PASAMAN BARAT — Pembangunan Koperasi Desa/Kelurahan Merah Putih (KDMP) di Pasaman Barat terus berjalan. Kepala Dinas Perdagangan Koperasi dan UKM Kabupaten Pasaman Barat, Agusli, menyampaikan bahwa saat ini terdapat 24 unit yang sedang dalam tahap pengerjaan dari total 90 nagari atau desa yang menjadi target.
"Pembangunannya terus kita pantau dan sudah ada 24 koperasi yang dalam tahap pengerjaan," kata Agusli di Simpang Empat, Selasa (25/8).
36 Unit Lahan Sudah Siap, Menunggu Pengerjaan
Agusli merinci, selain 24 unit yang sedang dibangun, ada 36 unit lagi yang lahannya sudah tersedia. Namun, pekerjaan fisik untuk unit tambahan tersebut belum dimulai.
"Lahannya sudah tersedia untuk 36 unit KDKMP tetapi pekerjaan belum dimulai. Saat ini yang sedang dikerjakan ada 24 unit," ujarnya.
Spesifikasi Bangunan dan Peran Nagari
Setiap bangunan koperasi dirancang dengan ukuran 20 x 30 meter, berdiri di atas lahan seluas 20 x 50 meter. Pihak nagari menyiapkan lahan tersebut, sehingga pelaksana proyek tinggal fokus pada pembangunan fisik.
Dinas terkait terus melakukan monitoring dan berkoordinasi dengan pelaksana di lapangan. Hal ini untuk memastikan pekerjaan sesuai dengan dokumen perencanaan dan selesai tepat waktu.
Satu Unit Sudah Beroperasi di Kinali
Meski sebagian besar masih dalam tahap konstruksi, satu unit KDMP di Ampek Koto, Kecamatan Kinali, sudah mulai menjalankan usaha. Gerai tersebut melayani kebutuhan sembako, apotek, dan layanan BRILink.
Pemerintah daerah juga telah mengagendakan pelatihan bagi pengurus koperasi yang sudah terbentuk. Langkah ini diambil untuk meningkatkan kapasitas sumber daya manusia dalam mengelola usaha nantinya.
Target: Sentra Usaha Ekonomi Nagari
Keberadaan koperasi ini diharapkan menjadi sentra usaha masyarakat di tingkat nagari. Sektor yang akan dikembangkan diprioritaskan sesuai potensi lokal, seperti pertanian, perikanan, dan peternakan.

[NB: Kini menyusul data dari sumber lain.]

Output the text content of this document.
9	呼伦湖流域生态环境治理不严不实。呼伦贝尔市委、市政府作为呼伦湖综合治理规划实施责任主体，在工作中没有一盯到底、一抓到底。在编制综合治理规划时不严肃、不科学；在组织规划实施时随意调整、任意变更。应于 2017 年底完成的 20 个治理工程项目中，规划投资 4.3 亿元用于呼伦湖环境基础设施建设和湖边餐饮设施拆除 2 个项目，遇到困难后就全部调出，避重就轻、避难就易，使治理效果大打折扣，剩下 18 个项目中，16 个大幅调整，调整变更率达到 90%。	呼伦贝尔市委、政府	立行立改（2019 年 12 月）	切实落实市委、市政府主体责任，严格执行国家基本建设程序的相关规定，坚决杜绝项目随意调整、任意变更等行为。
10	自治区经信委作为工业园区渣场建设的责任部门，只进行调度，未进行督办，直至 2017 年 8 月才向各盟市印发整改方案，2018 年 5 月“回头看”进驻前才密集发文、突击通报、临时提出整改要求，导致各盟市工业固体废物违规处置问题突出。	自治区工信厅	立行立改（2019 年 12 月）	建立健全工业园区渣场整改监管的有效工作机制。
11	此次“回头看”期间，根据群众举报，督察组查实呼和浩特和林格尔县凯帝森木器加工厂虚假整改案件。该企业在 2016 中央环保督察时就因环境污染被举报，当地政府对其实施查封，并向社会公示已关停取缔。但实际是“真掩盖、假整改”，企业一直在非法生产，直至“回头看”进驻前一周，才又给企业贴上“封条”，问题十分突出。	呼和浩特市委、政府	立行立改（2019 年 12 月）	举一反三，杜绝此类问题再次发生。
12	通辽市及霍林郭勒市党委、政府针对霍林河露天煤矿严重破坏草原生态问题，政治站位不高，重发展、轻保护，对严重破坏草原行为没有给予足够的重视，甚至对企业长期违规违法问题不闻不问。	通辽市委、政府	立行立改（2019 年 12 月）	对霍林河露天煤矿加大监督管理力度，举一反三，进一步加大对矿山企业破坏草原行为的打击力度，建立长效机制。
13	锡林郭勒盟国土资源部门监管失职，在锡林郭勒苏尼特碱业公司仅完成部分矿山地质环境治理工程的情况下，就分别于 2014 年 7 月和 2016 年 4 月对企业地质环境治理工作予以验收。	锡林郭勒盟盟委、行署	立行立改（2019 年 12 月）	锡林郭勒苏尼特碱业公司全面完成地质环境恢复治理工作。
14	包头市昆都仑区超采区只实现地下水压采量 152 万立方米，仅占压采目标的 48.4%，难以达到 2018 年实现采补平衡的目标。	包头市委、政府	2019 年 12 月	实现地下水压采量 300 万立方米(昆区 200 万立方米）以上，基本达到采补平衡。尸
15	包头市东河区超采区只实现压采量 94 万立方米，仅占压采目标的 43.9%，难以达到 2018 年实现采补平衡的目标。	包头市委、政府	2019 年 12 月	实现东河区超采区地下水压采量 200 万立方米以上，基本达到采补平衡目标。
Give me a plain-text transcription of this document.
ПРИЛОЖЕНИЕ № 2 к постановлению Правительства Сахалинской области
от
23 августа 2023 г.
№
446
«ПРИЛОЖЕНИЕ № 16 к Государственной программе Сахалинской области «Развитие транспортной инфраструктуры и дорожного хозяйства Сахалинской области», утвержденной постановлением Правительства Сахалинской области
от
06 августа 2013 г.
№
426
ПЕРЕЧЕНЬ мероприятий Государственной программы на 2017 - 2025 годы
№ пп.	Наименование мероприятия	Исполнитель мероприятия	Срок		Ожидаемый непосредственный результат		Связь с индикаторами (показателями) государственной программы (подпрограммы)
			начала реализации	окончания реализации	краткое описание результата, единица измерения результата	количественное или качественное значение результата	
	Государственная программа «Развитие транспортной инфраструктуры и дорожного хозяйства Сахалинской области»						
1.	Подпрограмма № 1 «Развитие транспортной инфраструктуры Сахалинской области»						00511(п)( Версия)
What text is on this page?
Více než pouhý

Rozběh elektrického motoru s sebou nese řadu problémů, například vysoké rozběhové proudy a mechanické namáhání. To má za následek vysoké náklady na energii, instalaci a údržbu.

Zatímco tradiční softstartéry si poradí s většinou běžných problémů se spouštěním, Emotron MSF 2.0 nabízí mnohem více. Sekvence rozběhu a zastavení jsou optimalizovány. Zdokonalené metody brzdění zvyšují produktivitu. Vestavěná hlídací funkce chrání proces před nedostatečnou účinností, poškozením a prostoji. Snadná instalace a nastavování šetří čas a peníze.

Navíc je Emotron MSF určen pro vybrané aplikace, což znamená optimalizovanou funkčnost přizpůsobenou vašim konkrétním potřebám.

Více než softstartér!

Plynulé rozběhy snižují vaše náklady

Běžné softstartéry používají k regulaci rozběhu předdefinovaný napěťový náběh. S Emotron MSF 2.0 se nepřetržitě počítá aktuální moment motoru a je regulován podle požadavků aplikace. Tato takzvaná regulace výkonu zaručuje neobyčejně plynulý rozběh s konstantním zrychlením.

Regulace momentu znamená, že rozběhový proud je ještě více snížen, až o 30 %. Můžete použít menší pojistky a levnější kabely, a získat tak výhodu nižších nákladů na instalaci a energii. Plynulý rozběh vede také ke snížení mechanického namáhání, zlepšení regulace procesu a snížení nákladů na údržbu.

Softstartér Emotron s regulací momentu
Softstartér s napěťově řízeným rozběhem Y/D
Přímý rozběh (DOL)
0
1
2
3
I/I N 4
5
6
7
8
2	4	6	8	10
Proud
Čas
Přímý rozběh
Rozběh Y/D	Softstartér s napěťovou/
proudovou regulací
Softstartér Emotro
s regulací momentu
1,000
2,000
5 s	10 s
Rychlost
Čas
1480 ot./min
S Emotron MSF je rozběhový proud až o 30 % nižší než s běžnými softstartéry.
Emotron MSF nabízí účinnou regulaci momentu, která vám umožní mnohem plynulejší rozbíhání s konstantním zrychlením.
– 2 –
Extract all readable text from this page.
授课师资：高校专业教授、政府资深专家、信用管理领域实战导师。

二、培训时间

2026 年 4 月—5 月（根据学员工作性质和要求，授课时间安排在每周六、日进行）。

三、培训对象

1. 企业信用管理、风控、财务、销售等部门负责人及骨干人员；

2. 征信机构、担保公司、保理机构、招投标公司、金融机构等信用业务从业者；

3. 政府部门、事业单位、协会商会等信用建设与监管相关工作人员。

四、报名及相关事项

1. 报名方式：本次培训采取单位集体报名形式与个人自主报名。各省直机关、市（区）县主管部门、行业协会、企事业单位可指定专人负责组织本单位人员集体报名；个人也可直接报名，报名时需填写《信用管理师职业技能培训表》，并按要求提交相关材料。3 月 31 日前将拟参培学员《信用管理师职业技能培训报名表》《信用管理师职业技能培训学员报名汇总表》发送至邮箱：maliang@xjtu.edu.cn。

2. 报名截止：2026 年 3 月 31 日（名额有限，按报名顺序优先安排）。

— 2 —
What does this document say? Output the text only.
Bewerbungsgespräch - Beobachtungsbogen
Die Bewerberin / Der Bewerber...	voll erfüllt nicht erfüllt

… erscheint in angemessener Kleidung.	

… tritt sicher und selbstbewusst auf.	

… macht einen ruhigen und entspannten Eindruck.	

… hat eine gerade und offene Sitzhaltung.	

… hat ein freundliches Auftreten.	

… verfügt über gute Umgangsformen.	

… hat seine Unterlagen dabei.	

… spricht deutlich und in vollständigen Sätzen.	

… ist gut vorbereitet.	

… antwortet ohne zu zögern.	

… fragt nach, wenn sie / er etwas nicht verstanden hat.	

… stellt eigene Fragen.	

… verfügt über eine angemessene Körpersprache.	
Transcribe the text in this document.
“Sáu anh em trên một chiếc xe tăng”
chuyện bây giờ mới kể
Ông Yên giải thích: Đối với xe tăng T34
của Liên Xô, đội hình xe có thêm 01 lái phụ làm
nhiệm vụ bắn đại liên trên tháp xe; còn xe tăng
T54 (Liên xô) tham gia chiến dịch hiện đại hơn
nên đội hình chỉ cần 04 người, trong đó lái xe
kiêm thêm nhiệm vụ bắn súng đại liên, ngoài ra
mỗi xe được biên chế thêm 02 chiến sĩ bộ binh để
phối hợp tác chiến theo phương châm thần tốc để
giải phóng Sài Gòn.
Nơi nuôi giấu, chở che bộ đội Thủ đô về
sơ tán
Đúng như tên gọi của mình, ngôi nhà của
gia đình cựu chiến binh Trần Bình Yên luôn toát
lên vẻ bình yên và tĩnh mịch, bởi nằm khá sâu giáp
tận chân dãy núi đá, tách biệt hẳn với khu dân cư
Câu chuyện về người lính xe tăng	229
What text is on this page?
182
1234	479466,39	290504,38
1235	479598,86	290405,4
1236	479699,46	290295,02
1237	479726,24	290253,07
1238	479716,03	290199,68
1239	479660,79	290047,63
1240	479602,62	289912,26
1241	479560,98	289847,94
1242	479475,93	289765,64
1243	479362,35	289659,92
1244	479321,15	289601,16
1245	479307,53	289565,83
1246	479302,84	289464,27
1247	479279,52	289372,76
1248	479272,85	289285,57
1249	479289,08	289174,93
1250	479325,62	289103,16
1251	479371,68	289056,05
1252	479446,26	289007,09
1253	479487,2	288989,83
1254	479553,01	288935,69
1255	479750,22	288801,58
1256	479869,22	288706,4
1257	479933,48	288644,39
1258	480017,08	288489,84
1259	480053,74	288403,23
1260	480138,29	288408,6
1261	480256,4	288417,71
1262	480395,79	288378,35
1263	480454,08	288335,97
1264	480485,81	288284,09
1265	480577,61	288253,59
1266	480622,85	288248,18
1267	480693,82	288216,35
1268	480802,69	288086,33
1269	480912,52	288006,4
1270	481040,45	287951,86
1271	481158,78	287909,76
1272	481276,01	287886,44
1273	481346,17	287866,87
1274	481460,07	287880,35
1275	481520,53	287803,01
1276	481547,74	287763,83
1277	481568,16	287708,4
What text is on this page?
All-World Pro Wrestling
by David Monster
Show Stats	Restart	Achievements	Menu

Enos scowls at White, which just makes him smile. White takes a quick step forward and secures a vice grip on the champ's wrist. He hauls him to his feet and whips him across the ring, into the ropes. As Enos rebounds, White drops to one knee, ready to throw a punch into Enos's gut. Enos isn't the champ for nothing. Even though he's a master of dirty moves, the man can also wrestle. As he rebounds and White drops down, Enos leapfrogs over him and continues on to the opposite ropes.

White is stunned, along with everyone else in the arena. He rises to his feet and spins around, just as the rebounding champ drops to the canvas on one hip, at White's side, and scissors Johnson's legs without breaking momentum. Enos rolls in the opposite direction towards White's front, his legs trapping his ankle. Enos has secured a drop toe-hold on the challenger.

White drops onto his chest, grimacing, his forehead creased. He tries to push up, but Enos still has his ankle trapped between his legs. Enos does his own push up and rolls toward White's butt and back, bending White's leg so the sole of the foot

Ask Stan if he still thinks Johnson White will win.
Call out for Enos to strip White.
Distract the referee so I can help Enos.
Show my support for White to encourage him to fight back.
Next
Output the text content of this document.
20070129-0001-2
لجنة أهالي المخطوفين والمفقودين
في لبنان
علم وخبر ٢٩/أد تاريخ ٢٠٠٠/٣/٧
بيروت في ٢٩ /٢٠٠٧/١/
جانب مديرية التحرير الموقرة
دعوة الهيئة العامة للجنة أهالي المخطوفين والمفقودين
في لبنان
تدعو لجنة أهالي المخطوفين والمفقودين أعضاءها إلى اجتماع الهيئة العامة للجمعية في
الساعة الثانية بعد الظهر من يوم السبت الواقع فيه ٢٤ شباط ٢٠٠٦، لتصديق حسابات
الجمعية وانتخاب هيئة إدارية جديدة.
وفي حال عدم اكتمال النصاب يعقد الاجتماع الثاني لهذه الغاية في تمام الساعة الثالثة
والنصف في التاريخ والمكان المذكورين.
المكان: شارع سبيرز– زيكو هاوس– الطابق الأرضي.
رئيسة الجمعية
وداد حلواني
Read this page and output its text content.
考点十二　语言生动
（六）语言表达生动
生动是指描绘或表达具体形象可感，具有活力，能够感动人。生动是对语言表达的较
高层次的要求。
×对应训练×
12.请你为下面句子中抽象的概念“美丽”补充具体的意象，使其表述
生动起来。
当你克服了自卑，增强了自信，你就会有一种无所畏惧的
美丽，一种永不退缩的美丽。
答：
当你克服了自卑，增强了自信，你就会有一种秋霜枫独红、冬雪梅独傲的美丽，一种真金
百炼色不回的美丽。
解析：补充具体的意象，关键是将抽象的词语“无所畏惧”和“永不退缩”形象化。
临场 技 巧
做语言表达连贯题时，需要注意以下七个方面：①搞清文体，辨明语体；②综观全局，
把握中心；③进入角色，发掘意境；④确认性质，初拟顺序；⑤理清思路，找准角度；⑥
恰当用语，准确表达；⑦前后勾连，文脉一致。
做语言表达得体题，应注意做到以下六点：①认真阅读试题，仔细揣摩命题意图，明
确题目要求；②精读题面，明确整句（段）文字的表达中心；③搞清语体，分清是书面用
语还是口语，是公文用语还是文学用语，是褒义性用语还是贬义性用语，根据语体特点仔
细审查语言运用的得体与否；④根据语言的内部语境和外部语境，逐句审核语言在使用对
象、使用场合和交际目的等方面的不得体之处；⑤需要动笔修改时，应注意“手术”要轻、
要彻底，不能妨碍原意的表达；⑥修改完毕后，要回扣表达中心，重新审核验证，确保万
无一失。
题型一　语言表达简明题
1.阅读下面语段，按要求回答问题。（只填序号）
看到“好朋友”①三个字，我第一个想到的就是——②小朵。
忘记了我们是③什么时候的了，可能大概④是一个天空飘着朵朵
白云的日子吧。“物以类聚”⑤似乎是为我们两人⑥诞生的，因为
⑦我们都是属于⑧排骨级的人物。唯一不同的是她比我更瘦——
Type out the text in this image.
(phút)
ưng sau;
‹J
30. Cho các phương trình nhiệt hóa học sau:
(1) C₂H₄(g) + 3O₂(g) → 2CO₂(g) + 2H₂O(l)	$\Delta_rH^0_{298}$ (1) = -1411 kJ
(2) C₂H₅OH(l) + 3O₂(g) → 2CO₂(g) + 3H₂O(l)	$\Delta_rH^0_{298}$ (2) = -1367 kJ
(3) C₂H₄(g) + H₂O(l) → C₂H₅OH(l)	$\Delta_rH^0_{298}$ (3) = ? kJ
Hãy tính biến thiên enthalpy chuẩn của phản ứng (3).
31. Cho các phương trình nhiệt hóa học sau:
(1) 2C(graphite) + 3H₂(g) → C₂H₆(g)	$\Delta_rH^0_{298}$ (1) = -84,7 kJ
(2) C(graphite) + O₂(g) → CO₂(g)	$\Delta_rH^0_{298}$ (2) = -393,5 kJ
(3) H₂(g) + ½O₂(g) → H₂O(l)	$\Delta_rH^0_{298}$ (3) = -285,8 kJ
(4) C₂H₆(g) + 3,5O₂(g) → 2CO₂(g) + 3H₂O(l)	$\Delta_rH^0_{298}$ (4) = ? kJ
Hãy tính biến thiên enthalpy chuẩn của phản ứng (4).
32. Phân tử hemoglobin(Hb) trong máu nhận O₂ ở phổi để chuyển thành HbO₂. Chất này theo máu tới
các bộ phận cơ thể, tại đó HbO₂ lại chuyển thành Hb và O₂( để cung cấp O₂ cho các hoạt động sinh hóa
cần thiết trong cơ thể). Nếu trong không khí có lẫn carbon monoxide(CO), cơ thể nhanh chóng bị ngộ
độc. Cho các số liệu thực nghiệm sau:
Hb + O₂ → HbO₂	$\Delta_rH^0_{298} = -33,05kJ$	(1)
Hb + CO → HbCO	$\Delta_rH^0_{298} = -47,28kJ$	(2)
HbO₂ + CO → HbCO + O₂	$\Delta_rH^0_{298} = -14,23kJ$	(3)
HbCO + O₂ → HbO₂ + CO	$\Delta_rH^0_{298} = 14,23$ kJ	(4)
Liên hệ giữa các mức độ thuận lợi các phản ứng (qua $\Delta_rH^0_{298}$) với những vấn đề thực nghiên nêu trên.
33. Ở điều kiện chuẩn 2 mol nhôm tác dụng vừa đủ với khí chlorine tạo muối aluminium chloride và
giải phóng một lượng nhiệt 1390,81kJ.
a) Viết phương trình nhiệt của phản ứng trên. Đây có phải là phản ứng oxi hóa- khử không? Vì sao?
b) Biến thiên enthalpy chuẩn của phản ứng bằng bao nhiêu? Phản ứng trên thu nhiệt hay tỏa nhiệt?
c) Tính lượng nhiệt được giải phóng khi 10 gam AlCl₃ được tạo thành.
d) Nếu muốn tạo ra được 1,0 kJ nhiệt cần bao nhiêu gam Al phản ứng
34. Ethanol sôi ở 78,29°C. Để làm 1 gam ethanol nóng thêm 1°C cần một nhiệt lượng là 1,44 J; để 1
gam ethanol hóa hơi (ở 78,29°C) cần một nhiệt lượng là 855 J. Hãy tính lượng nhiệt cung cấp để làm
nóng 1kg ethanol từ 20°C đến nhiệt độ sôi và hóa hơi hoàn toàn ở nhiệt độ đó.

"Usaha yang akan dikembangkan nanti diprioritaskan sesuai potensi yang ada di nagari atau desa itu sehingga warga dapat menikmatinya. Pendapatan warga akan meningkat," kata Agusli.
Saat ini, tercatat 26 unit KDMP telah mengajukan lahan dan terverifikasi, sementara sejumlah pengajuan lainnya masih dalam proses verifikasi.